The interaction between the Pennsylvanian House and the state Senate has become increasingly like watching a game of ping pong as the two political establishments wrestle with online gambling legalization and court-ordered tax fixes in the dying days of the current political season.
Our readers may recall that on Wednesday the Senate sent bill H 1887 – a measure designed to address a tax fix ordered by the state Supreme Court – to the House for approval.
However, in doing so the senators completely ignored bill HB2150, an omnibus gambling measure that includes the legalization of US internet gambling and daily fantasy sports, which the House had approved and sent to the Senate in June this year.
The House reacted Thursday by batting H 1887 back to the Senate, approving the measure…but with the addition of an amendment introducing the legalization language taken from HB2150 as lawmakers tried another tack to get the Senate to move on the issue.
The Senate is not currently scheduled to meet again until after the elections on November 8, in what is probably the last window of opportunity this political season.

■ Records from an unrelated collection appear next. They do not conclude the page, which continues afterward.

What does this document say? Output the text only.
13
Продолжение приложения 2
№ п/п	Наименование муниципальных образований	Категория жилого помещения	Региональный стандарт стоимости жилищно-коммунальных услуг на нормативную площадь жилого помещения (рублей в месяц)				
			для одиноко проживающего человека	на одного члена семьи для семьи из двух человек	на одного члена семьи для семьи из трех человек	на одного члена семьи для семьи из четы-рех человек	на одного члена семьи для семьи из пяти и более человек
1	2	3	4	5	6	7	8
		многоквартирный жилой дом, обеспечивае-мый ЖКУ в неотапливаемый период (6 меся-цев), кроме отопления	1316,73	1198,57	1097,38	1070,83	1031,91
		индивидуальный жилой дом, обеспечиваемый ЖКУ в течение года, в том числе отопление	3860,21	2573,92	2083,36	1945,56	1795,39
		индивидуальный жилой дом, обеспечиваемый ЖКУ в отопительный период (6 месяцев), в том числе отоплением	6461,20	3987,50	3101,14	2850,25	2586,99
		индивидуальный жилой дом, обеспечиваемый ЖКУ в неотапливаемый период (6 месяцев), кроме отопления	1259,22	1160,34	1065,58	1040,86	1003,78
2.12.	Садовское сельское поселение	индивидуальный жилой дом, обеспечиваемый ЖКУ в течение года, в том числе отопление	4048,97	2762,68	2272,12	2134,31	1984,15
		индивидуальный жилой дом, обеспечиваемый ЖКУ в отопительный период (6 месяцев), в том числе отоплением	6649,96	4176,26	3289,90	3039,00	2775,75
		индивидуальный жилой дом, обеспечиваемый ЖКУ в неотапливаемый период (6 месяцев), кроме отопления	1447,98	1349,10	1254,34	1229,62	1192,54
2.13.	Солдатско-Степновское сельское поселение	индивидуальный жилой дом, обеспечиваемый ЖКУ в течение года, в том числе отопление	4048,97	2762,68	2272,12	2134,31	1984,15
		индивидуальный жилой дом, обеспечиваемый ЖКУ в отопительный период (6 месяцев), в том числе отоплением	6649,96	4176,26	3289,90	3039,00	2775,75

Reports from the state capital indicate that senators are not necessarily opposed to the legalization of online gambling, and that the resistance to HB2150 stems from concerns regarding the expansion of slots in the physical environment (also contained in the omnibus bill).
Nevertheless, it is clear that there is opposition, perhaps even sufficient to kill legalization’s chances this year and force a new initiative in the 2017 political season.
The chair of the Senate Appropriations Committee, Sen. Pat Browne, sounded a pessimistic note Thursday, telling local reporters that there is no guarantee that the revised and augmented H1887 will pass, and that he had hoped the House would not insist on including the gambling expansion amendment.
He also noted that it has yet to be decided if the augmented bill will be voted on, and that not everyone in the senate was interested in seeing an expansion of gambling in the state.
That air of pessimism was expanded when the Republican general counsel in the Senate, Drew Compton, commented to reporters:
“We did what we did on gaming and I think that’s all we plan on doing for the rest of the year.”
Referring to the $100 million from legalized online gambling that would help shore up the states ailing budget, Compton said:
“We hope that come next year we’ll have some renewed energy in order to find the $100 million that we still know is pledged for the ’16-17 year.”
The Poker Players Alliance is now urging players who live in Pennsylvania to call their Senate political representatives and urge them to legalize now.